After weeks of reports that upcoming Bond 25 is ‘cursed’, the movie’s producers have released a behind-the-scenes sneak peek to allay fears 007’s biggest nemesis could be terrible luck.
The clip, set to Boom Shot Dis by Kully B and Gussy G, shows director Cary Joji Fukunaga working with leading man Daniel Craig as they shoot in Jamaica.
The footage has dancing girls, a slow-mo backlit Craig walking into potential danger, CIA operative Felix Leiter as reimagined by Westworld’s Jeffrey Wright and Captain Marvel’s Lashana Lynch as new character Nomi.
It ends with a huge blast, which is fitting given the fireworks that have so far dogged Bond 25.
They include an actual “controlled” explosion on June 4 that damaged the outside of the 007 stage at Pinewood Studios, Buckinghamshire, and injured a crew member.
— Mirror Celeb (@MirrorCeleb) June 4, 2019
That mishap came after Craig, 51, injured an ankle two weeks into filming and needed minor surgery and two weeks’ rehabilitation.
BOND 25 update: Daniel Craig will be undergoing minor ankle surgery resulting from an injury sustained during filming in Jamaica. Production will continue whilst Craig is rehabilitating for two weeks post-surgery. The film remains on track for the same release date in April 2020. pic.twitter.com/qJN0Sn4gEx
— James Bond (@007) May 22, 2019
In New York on June 17, Bond 25 villain Rami Malek denied rumours Craig’s injury setback meant “key scenes” couldn’t be shot between the two actors. He said the ‘curse’ buzz is also untrue.
“But the thing is, Daniel was injured, so they are shooting what they can,” Oscar winner Malek, 38, said.
“The schedule has been altered. I know that. But with a franchise like this, I think they have it together. They have it figured out by now.”
Still, “few” movies have experienced problems ranging from “creative disparities” to “too many cooks” and stunt disasters “more than Bond 25,” is how British entertainment site Digital Spy put it.
“The follow-up to 2015’s Spectre has been plagued by a wealth of problems, some more significant than others.”
The latest disturbing incident from the blockbuster’s set was reported by TMZ, who claimed a 49-year-old man was arrested for allegedly putting a camera in the women’s bathroom on the Pinewood set of Bond 25.
The man, Peter Hartley, was arrested last week and is facing voyeurism charges, said Vanity Fair.
Pinewood confirmed the arrest to TMZ: “We take this issue very seriously.”
The movie’s woes stretch back to 2017, when MGM and EON announced Bond 25 would premiere on November 8, 2019.
That date has since been pushed back twice, and the movie is now slated for release on April 8, 2020.
Three months after he was announced as director last May, Danny Boyle (Slumdog Millionaire, Steve Jobs) walked away from Bond 25, with the franchise’s official Twitter page blaming “creative differences”.
A calm Boyle told The Guardian on June 21 “they didn’t really like” what he and his writing partner John Hodge were doing, “so it’s far better to part company”.
There were reports Boyle didn’t want to focus on a modern-day “Cold War element”, but The Telegraph claimed the real reason for Boyle’s departure was a dispute with Craig over casting.
“Craig has a big say in all the casting decisions.
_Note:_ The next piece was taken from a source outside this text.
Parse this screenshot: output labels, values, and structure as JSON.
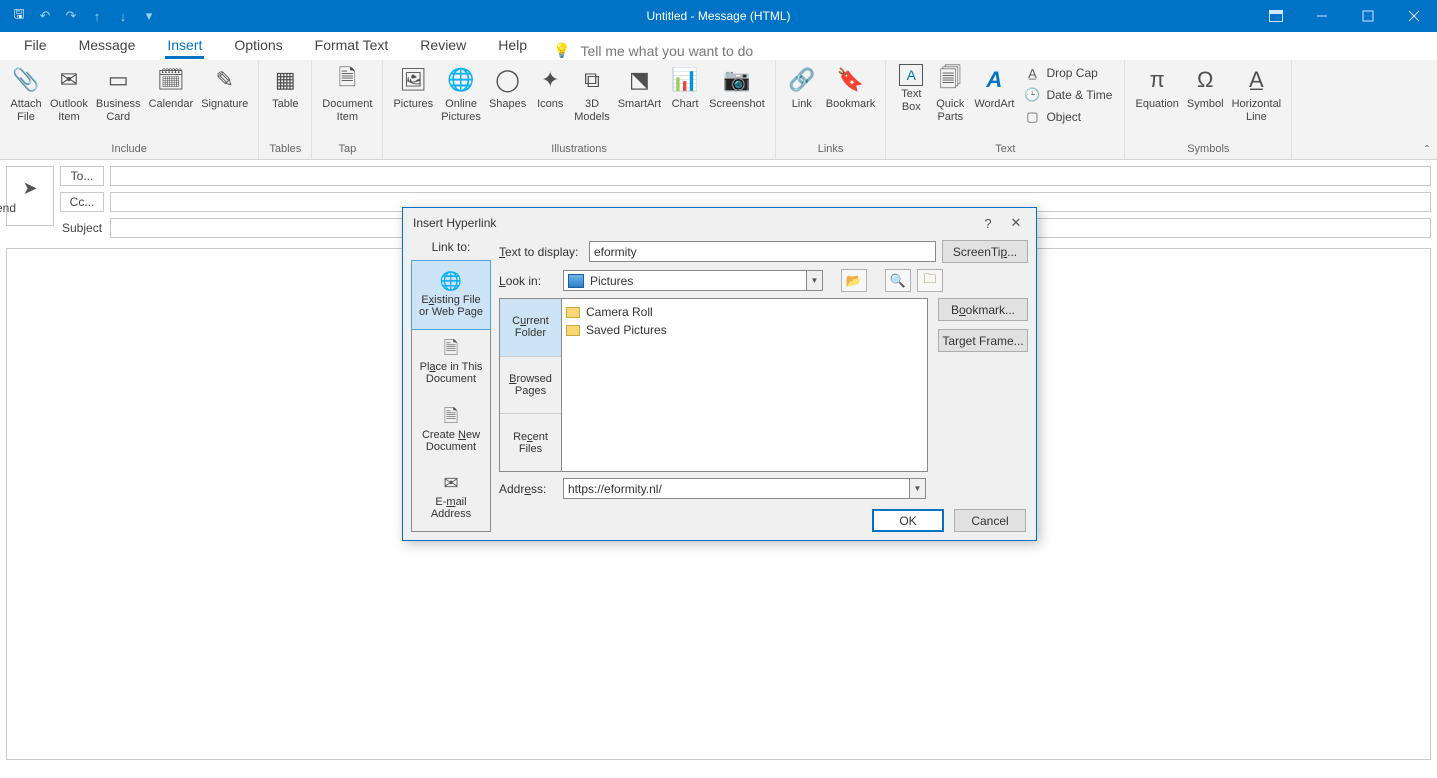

None of the Bond girls have been chosen without his say so,” a source said.
“The problem came in when they were making the final decisions about casting pre-production.”
Boyle was replaced by Fukunaga (True Detective, Maniac) but because his script and vision was canned, the result was “rather a lot of chopping and changing, which is allegedly still going on”, Digital Spy reported.
“They don’t have a script, there’s no title, it is nearly five years since the last Bond. It starts with a retired Bond living in wedded bliss, but the rest of the script is still being worked over,” a source told Page Six.
Phoebe Waller-Bridge (Fleabag, Killing Eve) is “writing a re-write of a re-write Cary’s writing” another source told the Mail Online.
“The crew reckon they’re working on a well-polished s–t show. They have an outline of plot, but dialogue is all last minute. It’s not the way to make a movie.”